Picture of Ali Ismail-Fawaz

Ali Ismail-Fawaz

Université de Haute-Alsace, France

Ali is a PhD student supervised by Germain Forestier, Jonathan Weber, Maxime Devanne and Stefano Berretti, stationed at the IRIMAS institute of the University of Haute-Alsace in France. He is a core developer for the aeon toolkit and is leading the deep learning part of the package with a recent kick off for a deep clustering module. His main research topic is focused on time series analysis, with a speciality in deep learning. His work has addressed different tasks such as classification and clustering.

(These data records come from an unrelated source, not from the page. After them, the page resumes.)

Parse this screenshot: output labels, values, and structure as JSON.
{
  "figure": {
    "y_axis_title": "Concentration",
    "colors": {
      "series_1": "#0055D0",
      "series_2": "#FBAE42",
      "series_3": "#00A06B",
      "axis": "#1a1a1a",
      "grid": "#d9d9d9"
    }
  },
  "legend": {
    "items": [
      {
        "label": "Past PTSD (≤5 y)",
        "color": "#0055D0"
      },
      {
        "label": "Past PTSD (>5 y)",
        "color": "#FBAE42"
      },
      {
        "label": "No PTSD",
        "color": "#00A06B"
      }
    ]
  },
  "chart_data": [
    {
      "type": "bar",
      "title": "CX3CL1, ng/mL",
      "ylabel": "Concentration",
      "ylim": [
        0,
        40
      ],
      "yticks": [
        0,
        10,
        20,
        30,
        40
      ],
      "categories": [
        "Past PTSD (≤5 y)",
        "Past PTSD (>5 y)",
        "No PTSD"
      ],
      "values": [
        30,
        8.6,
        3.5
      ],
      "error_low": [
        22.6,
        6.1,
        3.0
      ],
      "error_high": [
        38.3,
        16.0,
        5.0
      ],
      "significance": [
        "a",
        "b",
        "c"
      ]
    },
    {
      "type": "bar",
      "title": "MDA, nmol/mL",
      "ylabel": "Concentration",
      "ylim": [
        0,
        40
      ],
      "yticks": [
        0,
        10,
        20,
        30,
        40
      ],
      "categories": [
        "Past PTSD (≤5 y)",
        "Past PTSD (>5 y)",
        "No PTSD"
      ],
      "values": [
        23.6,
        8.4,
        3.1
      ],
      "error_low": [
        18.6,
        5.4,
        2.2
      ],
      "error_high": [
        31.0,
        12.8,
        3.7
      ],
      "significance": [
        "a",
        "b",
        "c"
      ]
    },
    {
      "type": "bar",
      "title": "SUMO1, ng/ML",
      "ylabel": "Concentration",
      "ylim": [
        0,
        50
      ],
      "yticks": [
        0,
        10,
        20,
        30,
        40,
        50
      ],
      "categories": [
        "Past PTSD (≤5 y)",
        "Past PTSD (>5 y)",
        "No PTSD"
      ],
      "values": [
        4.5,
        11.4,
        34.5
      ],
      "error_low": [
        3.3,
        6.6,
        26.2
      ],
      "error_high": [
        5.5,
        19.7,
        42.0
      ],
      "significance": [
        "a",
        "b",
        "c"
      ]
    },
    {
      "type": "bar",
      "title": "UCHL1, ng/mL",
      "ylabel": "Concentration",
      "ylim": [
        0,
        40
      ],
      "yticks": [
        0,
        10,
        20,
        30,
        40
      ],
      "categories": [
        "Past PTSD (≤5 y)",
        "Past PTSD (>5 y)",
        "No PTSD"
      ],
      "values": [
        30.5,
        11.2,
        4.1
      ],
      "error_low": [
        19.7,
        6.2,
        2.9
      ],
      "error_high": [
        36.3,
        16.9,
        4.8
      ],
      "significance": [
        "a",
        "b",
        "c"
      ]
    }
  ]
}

Picture of Prof. Geoffrey I. Webb

Prof. Geoffrey I. Webb

Monash University, Australia

Geoff is an eminent and highly-cited data scientist. He was editor in chief of the Data Mining and Knowledge Discovery journal, from 2005 to 2014. He has been Program Committee Chair of both ACM SIGKDD and IEEE ICDM, as well as General Chair of ICDM and member of the ACM SIGKDD Executive. He is a Technical Advisor to machine learning as a service startup BigML Inc and to recommender systems startup FROOMLE. He has developed many useful machine learning algorithms that are widely deployed. His many awards include IEEE Fellow, the inaugural Eureka Prize for Excellence in Data Science (2017), the Pacific-Asia Conference on Knowledge Discovery and Data Mining Distinguished Research Contributions Award (2022) and the IEEE International Conference on Data Mining 10-year Highest Impact Award (2023). He has thrice been recognised by The Australian Research Magazine as Australia’s leading Bioinformatics and Computational Biology researcher.

Contributors

Picture of Dr. Antoine Guillaume

Dr. Antoine Guillaume

Novahé and Constellation, France

Antoine is a R&D manager at Novahé and Constellation. He is currently studying explainability, uncertainty quantification and carbon footprint reduction in the context of ML products. He specializes in time series machine learning and similarity search with an emphasis on rare event prediction, and works on applications in industry 4.0 and IT systems.

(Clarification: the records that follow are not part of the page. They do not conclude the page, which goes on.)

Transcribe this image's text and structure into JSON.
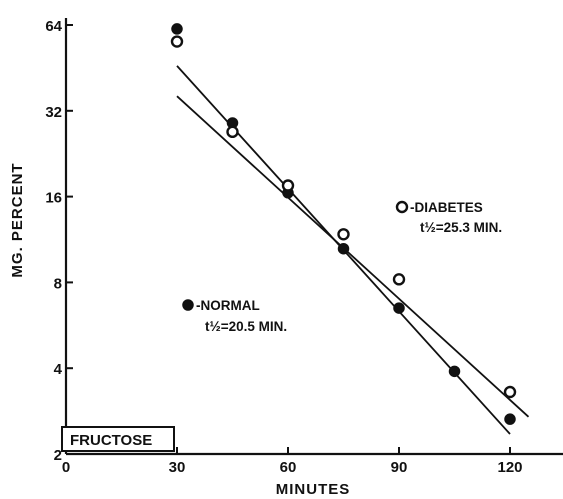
{
  "chart_data": {
    "type": "scatter",
    "xlabel": "MINUTES",
    "ylabel": "MG. PERCENT",
    "x_scale": "linear",
    "y_scale": "log2",
    "xlim": [
      0,
      125
    ],
    "ylim": [
      2,
      64
    ],
    "x_ticks": [
      0,
      30,
      60,
      90,
      120
    ],
    "y_ticks": [
      2,
      4,
      8,
      16,
      32,
      64
    ],
    "x_tick_labels": [
      "0",
      "30",
      "60",
      "90",
      "120"
    ],
    "y_tick_labels": [
      "2",
      "4",
      "8",
      "16",
      "32",
      "64"
    ],
    "box_label": "FRUCTOSE",
    "grid": false,
    "series": [
      {
        "name": "NORMAL",
        "marker": "filled-circle",
        "legend_line1": "-NORMAL",
        "legend_line2": "t½=20.5 MIN.",
        "x": [
          30,
          45,
          60,
          75,
          90,
          105,
          120
        ],
        "y": [
          62,
          29,
          16.5,
          10.5,
          6.5,
          3.9,
          2.65
        ],
        "fit": {
          "x": [
            30,
            120
          ],
          "y": [
            46,
            2.35
          ]
        }
      },
      {
        "name": "DIABETES",
        "marker": "open-circle",
        "legend_line1": "-DIABETES",
        "legend_line2": "t½=25.3 MIN.",
        "x": [
          30,
          45,
          60,
          75,
          90,
          120
        ],
        "y": [
          56,
          27,
          17.5,
          11.8,
          8.2,
          3.3
        ],
        "fit": {
          "x": [
            30,
            125
          ],
          "y": [
            36,
            2.7
          ]
        }
      }
    ]
  }
}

Picture of Dr. David Guijo-Rubio

Dr. David Guijo-Rubio

University of Alcalá, Spain

David is a postdoctoral researcher at the University of Alcal ́a, Spain. He is working on time series extrinsic regression and clustering, and is a core developer for the aeon toolkit. His research interests are time series machine learning, explainability, evolutionary artificial neural networks, and ordinal classification. He is also interested in the applications of such techniques to real-world problems related to biomedicine and renewable energies.

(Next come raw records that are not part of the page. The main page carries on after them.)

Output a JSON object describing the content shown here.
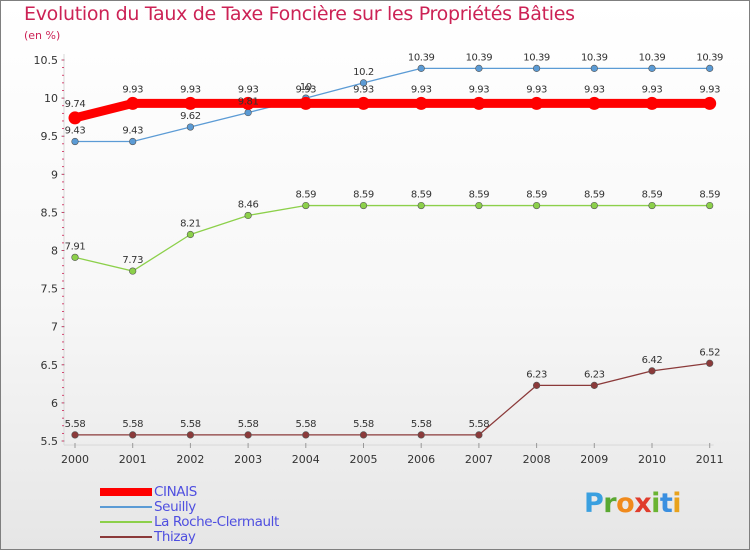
{
  "title": "Evolution du Taux de Taxe Foncière sur les Propriétés Bâties",
  "unit_label": "(en %)",
  "logo": {
    "letters": [
      "P",
      "r",
      "o",
      "x",
      "i",
      "t",
      "i"
    ],
    "colors": [
      "#3aa0e0",
      "#5aa832",
      "#f08a1c",
      "#e03c2c",
      "#6ab432",
      "#3a8fe0",
      "#e8a21c"
    ]
  },
  "chart_data": {
    "type": "line",
    "title": "Evolution du Taux de Taxe Foncière sur les Propriétés Bâties",
    "ylabel": "(en %)",
    "xlabel": "",
    "categories": [
      "2000",
      "2001",
      "2002",
      "2003",
      "2004",
      "2005",
      "2006",
      "2007",
      "2008",
      "2009",
      "2010",
      "2011"
    ],
    "ylim": [
      5.5,
      10.5
    ],
    "yticks": [
      "5.5",
      "6",
      "6.5",
      "7",
      "7.5",
      "8",
      "8.5",
      "9",
      "9.5",
      "10",
      "10.5"
    ],
    "grid": false,
    "legend_position": "bottom-left",
    "series": [
      {
        "name": "CINAIS",
        "color": "#ff0000",
        "emphasis": true,
        "values": [
          9.74,
          9.93,
          9.93,
          9.93,
          9.93,
          9.93,
          9.93,
          9.93,
          9.93,
          9.93,
          9.93,
          9.93
        ],
        "labels": [
          "9.74",
          "9.93",
          "9.93",
          "9.93",
          "9.93",
          "9.93",
          "9.93",
          "9.93",
          "9.93",
          "9.93",
          "9.93",
          "9.93"
        ]
      },
      {
        "name": "Seuilly",
        "color": "#5b9bd5",
        "emphasis": false,
        "values": [
          9.43,
          9.43,
          9.62,
          9.81,
          10.0,
          10.2,
          10.39,
          10.39,
          10.39,
          10.39,
          10.39,
          10.39
        ],
        "labels": [
          "9.43",
          "9.43",
          "9.62",
          "9.81",
          "10",
          "10.2",
          "10.39",
          "10.39",
          "10.39",
          "10.39",
          "10.39",
          "10.39"
        ]
      },
      {
        "name": "La Roche-Clermault",
        "color": "#8cd04a",
        "emphasis": false,
        "values": [
          7.91,
          7.73,
          8.21,
          8.46,
          8.59,
          8.59,
          8.59,
          8.59,
          8.59,
          8.59,
          8.59,
          8.59
        ],
        "labels": [
          "7.91",
          "7.73",
          "8.21",
          "8.46",
          "8.59",
          "8.59",
          "8.59",
          "8.59",
          "8.59",
          "8.59",
          "8.59",
          "8.59"
        ]
      },
      {
        "name": "Thizay",
        "color": "#8b3a3a",
        "emphasis": false,
        "values": [
          5.58,
          5.58,
          5.58,
          5.58,
          5.58,
          5.58,
          5.58,
          5.58,
          6.23,
          6.23,
          6.42,
          6.52
        ],
        "labels": [
          "5.58",
          "5.58",
          "5.58",
          "5.58",
          "5.58",
          "5.58",
          "5.58",
          "5.58",
          "6.23",
          "6.23",
          "6.42",
          "6.52"
        ]
      }
    ]
  }
}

Picture of Dr. Chang Wei Tan

Dr. Chang Wei Tan

Monash University, Australia

Chang Wei is a research fellow at Monash University, who specializes in time series analysis and machine learning applications. His PhD thesis led to significant advancements in Scalable Time Series Classification, earning him the prestigious Mollie Holman medal. His innovative algorithm for Dynamic Time Warping (DTW) parameter learning earned him a best paper award at the SDM 2018 conference. Chang Wei also applies his knowledge to real-world problems, such as improving railway track maintenance with the Institute of Railway Technology. His current research continues to focus on scalable time series classification, Time Series Extrinsic Regression (TSER) and the application of EEG devices for medical diagnosis and driver distraction detection. In addition to his research, Chang Wei also lead a project on Computational Cultural Understanding with DARPA and contributes to autonomous supply chain demand forecasting solutions for Stemly, a supply chain company.

Picture of Dr. Angus Demptster

Dr. Angus Demptster

Monash University, Australia

Angus is a research fellow at Monash University, where he also received his PhD. His research interests include scalable methods for time series classification, benchmarking and performance evaluation, and fundamental methods for machine learning.